Burger King recently had to apologize and delete a tweet that said ‘women belong in the kitchen’ on International Women’s Day. It had caused a 12-hour tornado that many think resulted in their famous chief marketing officer being forced to step aside.

On that day, the conditions simply didn’t allow for this type of message to resonate. It was like trying to have a picnic in a hurricane.

It kept getting worse and worse until it finally came to a head, and Burger King’s attempt to put more women in positions of culinary leadership and create a scholarship program for them was completely rained out.

Culture is data in real-time.

We creative people have to seek out and get the data we need. It must be analyzed and interpreted many times and very quickly before we are able to do anything with it, and by the time we create and launch something we must also realize that the work is likely to be slightly out of date or the result of bad human interpretation.

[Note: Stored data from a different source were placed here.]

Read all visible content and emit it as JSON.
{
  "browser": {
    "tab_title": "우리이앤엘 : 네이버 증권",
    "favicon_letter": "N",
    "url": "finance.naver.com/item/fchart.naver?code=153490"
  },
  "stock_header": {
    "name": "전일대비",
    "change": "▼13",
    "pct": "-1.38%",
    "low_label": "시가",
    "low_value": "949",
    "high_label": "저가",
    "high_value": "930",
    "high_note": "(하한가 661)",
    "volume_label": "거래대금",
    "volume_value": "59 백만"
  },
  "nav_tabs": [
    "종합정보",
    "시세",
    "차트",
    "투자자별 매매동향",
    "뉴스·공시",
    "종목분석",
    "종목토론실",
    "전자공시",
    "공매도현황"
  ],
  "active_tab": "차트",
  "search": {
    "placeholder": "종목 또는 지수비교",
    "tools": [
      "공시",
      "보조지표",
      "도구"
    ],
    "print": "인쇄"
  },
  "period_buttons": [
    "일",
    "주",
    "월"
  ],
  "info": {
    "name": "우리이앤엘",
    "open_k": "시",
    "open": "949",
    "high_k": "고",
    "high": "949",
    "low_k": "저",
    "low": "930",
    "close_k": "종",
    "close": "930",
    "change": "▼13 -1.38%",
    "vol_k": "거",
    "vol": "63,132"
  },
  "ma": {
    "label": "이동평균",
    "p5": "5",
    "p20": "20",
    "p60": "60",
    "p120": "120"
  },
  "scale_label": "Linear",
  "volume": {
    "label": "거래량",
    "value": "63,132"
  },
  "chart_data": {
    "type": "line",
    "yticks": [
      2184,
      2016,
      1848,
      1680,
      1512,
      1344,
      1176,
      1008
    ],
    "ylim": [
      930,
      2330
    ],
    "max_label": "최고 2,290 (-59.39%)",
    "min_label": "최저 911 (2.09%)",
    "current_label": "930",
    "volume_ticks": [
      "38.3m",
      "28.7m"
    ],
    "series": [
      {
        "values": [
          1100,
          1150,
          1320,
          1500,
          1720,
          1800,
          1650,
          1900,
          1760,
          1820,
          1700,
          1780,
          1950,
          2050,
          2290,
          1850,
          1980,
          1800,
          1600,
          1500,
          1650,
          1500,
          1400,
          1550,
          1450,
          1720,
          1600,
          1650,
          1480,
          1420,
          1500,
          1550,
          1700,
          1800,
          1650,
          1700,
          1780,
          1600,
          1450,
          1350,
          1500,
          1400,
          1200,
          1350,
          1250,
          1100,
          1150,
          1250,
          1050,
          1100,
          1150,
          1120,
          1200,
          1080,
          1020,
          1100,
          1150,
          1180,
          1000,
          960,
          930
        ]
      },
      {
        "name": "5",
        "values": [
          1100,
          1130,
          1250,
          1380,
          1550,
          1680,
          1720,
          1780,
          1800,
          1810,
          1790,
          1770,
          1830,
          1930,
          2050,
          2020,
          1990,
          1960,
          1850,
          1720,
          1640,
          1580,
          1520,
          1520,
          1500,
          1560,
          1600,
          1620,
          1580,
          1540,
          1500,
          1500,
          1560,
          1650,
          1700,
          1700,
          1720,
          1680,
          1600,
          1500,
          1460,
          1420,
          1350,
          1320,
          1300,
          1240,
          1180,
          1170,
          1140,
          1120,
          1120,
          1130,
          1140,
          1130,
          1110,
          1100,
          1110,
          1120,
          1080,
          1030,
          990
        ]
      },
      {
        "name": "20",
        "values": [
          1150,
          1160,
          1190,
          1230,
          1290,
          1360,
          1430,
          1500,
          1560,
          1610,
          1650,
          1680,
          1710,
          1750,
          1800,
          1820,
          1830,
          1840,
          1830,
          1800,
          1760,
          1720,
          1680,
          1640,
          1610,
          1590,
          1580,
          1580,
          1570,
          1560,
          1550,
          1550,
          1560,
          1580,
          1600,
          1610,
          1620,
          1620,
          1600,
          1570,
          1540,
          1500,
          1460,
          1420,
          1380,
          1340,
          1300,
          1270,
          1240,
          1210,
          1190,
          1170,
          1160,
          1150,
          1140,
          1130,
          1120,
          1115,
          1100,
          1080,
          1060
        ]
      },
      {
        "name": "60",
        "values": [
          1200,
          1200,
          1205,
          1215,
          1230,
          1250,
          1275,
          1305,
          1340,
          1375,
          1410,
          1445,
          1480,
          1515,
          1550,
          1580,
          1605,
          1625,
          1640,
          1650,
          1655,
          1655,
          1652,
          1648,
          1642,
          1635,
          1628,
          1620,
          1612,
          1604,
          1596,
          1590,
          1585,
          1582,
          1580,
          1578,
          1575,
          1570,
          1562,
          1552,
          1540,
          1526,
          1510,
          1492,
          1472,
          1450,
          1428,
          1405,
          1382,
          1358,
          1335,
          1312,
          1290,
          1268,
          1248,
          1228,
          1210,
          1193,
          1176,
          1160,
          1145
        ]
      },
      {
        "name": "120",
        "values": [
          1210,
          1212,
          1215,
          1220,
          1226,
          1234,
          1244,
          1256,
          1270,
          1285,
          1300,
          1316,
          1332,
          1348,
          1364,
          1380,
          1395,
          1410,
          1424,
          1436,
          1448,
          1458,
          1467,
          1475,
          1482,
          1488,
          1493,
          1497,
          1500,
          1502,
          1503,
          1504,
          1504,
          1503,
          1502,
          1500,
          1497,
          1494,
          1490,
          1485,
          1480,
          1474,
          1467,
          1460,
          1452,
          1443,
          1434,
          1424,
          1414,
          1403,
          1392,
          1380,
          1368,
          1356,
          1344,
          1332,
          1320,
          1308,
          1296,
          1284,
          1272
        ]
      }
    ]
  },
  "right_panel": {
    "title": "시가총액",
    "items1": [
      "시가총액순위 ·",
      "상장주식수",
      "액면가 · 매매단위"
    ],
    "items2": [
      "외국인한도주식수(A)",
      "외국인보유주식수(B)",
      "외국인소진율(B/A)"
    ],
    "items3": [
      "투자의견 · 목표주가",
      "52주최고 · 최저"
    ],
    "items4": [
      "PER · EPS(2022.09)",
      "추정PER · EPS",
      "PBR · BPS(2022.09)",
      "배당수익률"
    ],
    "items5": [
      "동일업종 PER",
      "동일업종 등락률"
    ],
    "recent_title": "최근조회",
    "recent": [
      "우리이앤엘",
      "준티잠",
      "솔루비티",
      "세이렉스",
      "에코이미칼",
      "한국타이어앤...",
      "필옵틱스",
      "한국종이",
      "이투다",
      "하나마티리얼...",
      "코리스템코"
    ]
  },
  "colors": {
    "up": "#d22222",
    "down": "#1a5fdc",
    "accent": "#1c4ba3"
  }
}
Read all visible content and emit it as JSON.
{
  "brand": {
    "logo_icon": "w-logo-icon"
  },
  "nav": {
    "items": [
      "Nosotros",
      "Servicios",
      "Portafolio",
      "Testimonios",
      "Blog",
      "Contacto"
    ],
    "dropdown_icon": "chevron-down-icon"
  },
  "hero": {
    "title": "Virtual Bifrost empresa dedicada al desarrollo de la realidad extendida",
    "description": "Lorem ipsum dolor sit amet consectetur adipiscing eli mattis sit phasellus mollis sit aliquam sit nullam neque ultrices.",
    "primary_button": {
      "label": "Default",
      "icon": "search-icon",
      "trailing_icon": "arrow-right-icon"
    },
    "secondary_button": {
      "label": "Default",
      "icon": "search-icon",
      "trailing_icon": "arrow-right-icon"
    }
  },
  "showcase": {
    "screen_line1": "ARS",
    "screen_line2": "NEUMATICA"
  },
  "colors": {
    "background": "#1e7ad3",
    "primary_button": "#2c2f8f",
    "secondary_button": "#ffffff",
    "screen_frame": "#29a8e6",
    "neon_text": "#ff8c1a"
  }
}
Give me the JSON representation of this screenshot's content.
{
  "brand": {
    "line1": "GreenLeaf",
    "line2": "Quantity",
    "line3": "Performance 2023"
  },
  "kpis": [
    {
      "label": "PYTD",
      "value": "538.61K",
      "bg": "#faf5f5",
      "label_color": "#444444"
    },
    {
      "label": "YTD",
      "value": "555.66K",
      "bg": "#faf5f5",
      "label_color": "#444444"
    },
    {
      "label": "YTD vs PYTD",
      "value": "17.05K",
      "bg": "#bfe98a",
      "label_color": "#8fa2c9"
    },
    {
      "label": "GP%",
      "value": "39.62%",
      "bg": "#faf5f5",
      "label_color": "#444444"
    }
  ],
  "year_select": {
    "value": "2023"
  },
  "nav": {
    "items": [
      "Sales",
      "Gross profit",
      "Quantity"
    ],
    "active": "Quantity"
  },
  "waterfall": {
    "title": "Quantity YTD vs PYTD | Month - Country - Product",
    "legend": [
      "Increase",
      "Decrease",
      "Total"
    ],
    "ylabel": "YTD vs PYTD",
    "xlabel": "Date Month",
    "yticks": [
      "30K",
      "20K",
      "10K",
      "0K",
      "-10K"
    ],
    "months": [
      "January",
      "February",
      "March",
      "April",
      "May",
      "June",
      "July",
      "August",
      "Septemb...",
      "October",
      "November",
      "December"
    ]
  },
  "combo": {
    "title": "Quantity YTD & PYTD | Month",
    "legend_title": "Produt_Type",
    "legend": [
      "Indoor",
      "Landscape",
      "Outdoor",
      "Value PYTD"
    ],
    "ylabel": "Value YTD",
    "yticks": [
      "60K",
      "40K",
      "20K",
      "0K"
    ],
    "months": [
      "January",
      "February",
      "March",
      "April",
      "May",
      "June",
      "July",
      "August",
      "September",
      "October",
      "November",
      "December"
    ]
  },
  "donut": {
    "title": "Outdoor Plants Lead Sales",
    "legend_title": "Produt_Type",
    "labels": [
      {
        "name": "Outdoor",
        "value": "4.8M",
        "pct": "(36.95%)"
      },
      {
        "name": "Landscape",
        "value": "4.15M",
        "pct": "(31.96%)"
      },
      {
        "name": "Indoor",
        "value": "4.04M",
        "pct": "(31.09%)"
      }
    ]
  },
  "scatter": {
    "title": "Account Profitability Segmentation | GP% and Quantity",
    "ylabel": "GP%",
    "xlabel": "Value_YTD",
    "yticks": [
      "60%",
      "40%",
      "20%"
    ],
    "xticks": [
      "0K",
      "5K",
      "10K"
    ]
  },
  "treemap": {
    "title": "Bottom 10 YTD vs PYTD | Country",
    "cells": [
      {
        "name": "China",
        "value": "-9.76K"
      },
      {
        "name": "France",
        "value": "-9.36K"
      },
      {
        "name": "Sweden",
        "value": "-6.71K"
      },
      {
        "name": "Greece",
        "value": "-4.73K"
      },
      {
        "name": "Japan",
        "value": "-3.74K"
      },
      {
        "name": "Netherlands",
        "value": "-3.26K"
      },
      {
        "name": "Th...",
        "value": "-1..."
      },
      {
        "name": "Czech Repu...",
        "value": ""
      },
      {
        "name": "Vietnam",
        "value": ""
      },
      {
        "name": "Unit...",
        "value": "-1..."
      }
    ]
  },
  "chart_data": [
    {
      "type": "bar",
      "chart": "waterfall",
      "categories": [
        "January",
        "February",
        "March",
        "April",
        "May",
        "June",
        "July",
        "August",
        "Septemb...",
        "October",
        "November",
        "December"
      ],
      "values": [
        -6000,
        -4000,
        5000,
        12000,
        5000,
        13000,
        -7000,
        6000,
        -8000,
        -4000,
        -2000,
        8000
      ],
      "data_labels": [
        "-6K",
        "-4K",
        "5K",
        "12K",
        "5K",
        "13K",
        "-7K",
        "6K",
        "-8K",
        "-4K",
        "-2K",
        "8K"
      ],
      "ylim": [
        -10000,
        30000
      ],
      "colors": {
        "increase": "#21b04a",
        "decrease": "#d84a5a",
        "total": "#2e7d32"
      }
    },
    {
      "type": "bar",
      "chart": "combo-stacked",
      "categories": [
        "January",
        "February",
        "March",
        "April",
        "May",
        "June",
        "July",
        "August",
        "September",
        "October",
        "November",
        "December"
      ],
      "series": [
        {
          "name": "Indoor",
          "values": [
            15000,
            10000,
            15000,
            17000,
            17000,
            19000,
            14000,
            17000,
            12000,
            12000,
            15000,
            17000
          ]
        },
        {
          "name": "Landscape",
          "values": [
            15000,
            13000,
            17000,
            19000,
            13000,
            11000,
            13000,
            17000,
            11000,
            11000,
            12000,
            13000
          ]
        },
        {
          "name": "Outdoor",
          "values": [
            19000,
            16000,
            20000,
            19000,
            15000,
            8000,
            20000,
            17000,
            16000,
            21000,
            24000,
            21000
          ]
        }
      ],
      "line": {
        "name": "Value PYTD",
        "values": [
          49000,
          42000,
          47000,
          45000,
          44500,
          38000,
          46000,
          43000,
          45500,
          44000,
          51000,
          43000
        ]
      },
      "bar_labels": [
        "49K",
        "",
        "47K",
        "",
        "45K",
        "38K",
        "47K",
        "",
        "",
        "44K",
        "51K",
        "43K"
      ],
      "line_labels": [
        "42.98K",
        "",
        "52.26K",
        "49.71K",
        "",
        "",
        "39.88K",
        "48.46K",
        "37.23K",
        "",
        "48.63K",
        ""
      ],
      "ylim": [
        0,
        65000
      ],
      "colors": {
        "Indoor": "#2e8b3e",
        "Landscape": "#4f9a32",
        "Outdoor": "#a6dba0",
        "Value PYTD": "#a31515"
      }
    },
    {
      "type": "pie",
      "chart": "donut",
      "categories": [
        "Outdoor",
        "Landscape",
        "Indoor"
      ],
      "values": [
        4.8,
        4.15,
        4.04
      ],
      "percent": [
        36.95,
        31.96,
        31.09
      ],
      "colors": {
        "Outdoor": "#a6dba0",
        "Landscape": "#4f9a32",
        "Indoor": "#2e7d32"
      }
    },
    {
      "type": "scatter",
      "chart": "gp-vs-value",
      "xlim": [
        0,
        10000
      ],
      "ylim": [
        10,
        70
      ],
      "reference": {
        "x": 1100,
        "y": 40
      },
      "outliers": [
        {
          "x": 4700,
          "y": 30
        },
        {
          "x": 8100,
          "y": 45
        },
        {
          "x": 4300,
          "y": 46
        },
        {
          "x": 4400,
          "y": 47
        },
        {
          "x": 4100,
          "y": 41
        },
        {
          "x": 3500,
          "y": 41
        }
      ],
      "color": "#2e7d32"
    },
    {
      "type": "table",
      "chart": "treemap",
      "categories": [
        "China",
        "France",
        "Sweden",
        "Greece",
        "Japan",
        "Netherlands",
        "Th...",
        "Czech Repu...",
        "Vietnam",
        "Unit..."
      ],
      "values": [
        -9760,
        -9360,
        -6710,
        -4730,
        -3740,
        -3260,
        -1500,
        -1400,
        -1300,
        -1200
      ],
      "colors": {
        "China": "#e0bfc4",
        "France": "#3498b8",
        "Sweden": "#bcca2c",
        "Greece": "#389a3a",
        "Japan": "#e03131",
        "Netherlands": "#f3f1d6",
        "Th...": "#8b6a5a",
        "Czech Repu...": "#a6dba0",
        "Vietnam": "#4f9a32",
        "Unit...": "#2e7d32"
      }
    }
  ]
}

We must be more like meteorologists; to be better not only at predicting culture, but also at knowing how and when we must adapt and understand when it could ruin our plans if not interpreted correctly.

So, the next time the sun is hidden behind some clouds or you wake up to 12 inches of snow piled up outside your door in April, remember that the weather is something that is not entirely in our control and that we as creatives should always be prepared to encounter unexpected conditions. As John Ruskin once said: “There is no such thing as bad weather, only different kinds of good weather.”

Craig Elimeliah is executive creative director at VMLY&R.